Au niveau de la surface, il offre un agréable, point d’entrée accessible dans les médias immersifs : sil se trouve dans l’espace, vous êtes invités à tourner la tête et à admirer l’ensemble à 360 degrés, accompagné d’un riche, note agréable. Pour un rapide, une demi-heure discrète au Fringe, cela constitue une diversion parfaitement aimable.

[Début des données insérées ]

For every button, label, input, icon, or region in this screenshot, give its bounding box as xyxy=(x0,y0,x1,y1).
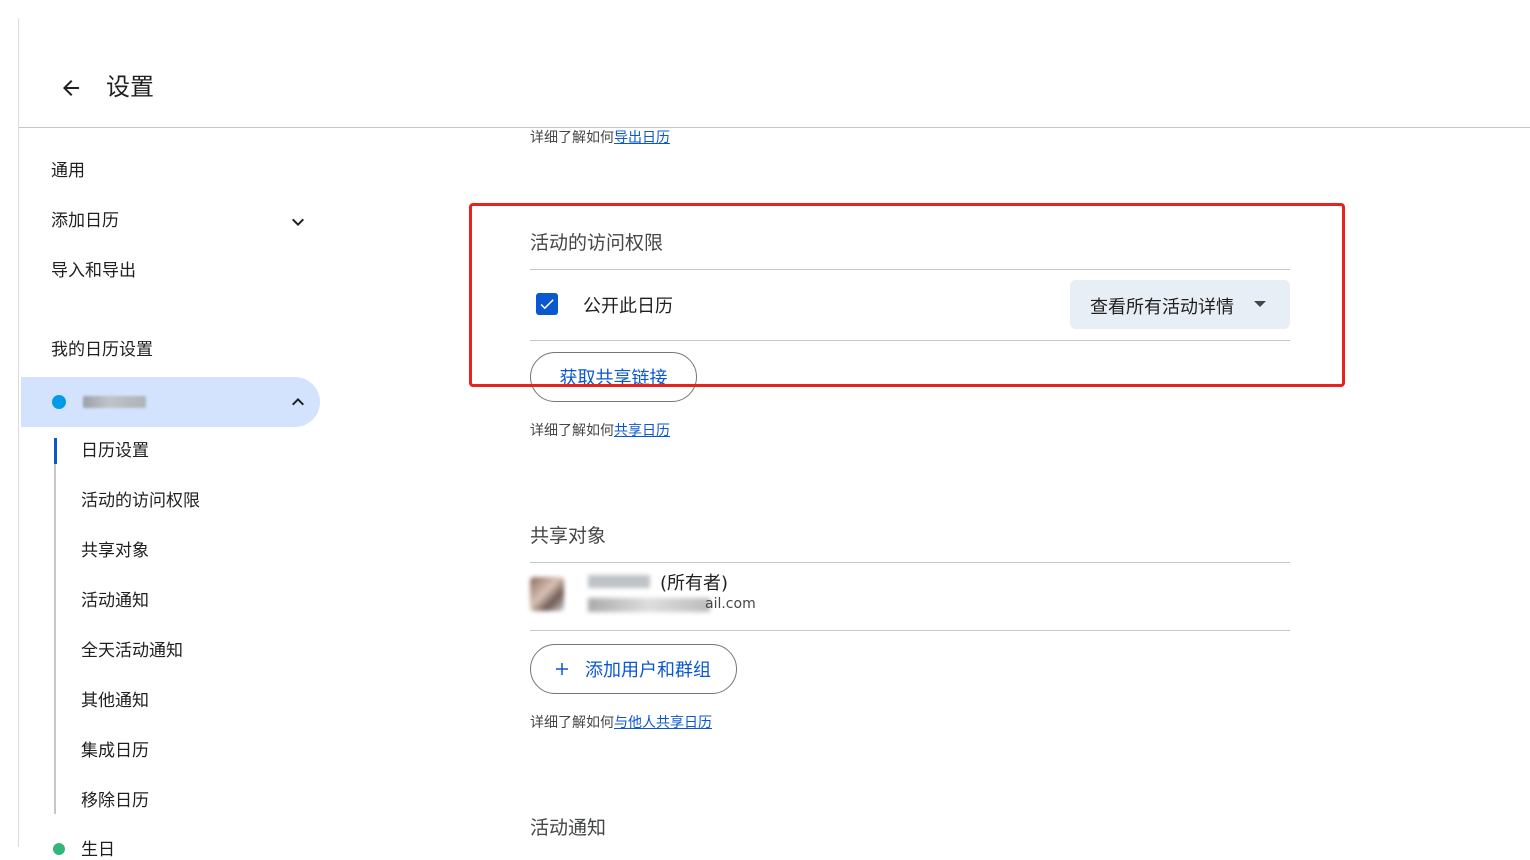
visibility-select-value: 查看所有活动详情 xyxy=(1090,297,1234,318)
chevron-down-icon[interactable] xyxy=(286,210,310,234)
divider xyxy=(530,630,1290,631)
owner-name-blurred xyxy=(588,575,650,588)
subnav-other-notifications[interactable]: 其他通知 xyxy=(81,688,149,714)
calendar-item-selected[interactable] xyxy=(21,377,320,427)
calendar-color-dot xyxy=(52,395,66,409)
access-section-title: 活动的访问权限 xyxy=(530,232,664,254)
nav-birthdays[interactable]: 生日 xyxy=(81,835,115,860)
nav-import-export[interactable]: 导入和导出 xyxy=(51,258,136,284)
add-users-groups-button[interactable]: 添加用户和群组 xyxy=(530,644,737,694)
share-learn-more: 详细了解如何共享日历 xyxy=(530,423,670,439)
dropdown-arrow-icon xyxy=(1254,301,1266,307)
subnav-event-notifications[interactable]: 活动通知 xyxy=(81,588,149,614)
arrow-back-icon xyxy=(63,80,79,96)
subnav-remove-calendar[interactable]: 移除日历 xyxy=(81,788,149,814)
subnav-access-permissions[interactable]: 活动的访问权限 xyxy=(81,488,200,514)
notifications-section-title: 活动通知 xyxy=(530,817,607,839)
check-icon xyxy=(540,299,554,310)
back-button[interactable] xyxy=(53,70,89,106)
subnav-integrate-calendar[interactable]: 集成日历 xyxy=(81,738,149,764)
owner-email-blurred xyxy=(588,598,710,612)
share-others-learn-more: 详细了解如何与他人共享日历 xyxy=(530,715,712,731)
my-calendar-settings-heading: 我的日历设置 xyxy=(51,340,153,360)
subnav-track xyxy=(54,438,56,814)
settings-header: 设置 xyxy=(19,0,1530,128)
calendar-name-blurred xyxy=(83,396,146,408)
birthday-color-dot xyxy=(53,843,65,855)
export-calendar-link[interactable]: 导出日历 xyxy=(614,130,670,146)
subnav-active-indicator xyxy=(54,438,57,464)
shared-section-title: 共享对象 xyxy=(530,525,607,547)
public-calendar-checkbox[interactable] xyxy=(536,293,558,315)
owner-tag: (所有者) xyxy=(660,573,729,594)
plus-icon xyxy=(556,663,568,675)
owner-email-tail: ail.com xyxy=(705,596,756,612)
divider xyxy=(530,562,1290,563)
share-calendar-link[interactable]: 共享日历 xyxy=(614,423,670,439)
chevron-up-icon[interactable] xyxy=(286,390,310,414)
public-calendar-label: 公开此日历 xyxy=(583,296,673,317)
subnav-allday-notifications[interactable]: 全天活动通知 xyxy=(81,638,183,664)
share-with-others-link[interactable]: 与他人共享日历 xyxy=(614,715,712,731)
settings-sidebar: 通用 添加日历 导入和导出 我的日历设置 日历设置 活动的访问权限 共享对象 活… xyxy=(19,128,339,860)
visibility-select[interactable]: 查看所有活动详情 xyxy=(1070,280,1290,329)
divider xyxy=(530,269,1290,270)
subnav-calendar-settings[interactable]: 日历设置 xyxy=(81,438,149,464)
get-share-link-button[interactable]: 获取共享链接 xyxy=(530,352,697,402)
page-title: 设置 xyxy=(106,73,154,101)
divider xyxy=(530,340,1290,341)
nav-add-calendar[interactable]: 添加日历 xyxy=(51,208,119,234)
subnav-shared-with[interactable]: 共享对象 xyxy=(81,538,149,564)
export-learn-more: 详细了解如何导出日历 xyxy=(530,130,670,146)
nav-general[interactable]: 通用 xyxy=(51,158,85,184)
avatar xyxy=(530,577,564,611)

Cependant, l’expérience a finalement du mal à être à la hauteur de son titre prospectif. La nouveauté principale repose sur le concept de création musicale futuriste, encourager les participants à interagir avec de nouveaux instruments imprimés en 3D qui fonctionnent de manière similaire aux télécommandes Wii ou aux manettes Nintendo Switch. Malheureusement, cet élément semble nettement fantaisiste. Parce qu’il y a peu de retours tangibles, il est difficile de dire si vos entrées façonnent réellement le son, vous vous sentez plus comme un observateur passif que comme un véritable collaborateur.
La configuration technologique semble également étonnamment conservatrice pour un spectacle explicite dans son intention futuriste. Le spectacle a raté un tour évident en ne parvenant pas à intégrer les instruments directement dans l’environnement virtuel, permettant aux participants de voir visuellement leurs mains et leurs instruments rendus devant leurs visages, une fonctionnalité standard dans la VR moderne.
Alors que Concerts du futur est une façon inoffensive et agréable de passer 30 minutes, il souffre d’un manque de véritable innovation. jeCela ne semble tout simplement pas innover, ni élever la technologie musicale qu’il cherche à défendre. C’est une distraction agréable, mais son titre est loin d’être un bond en avant révolutionnaire.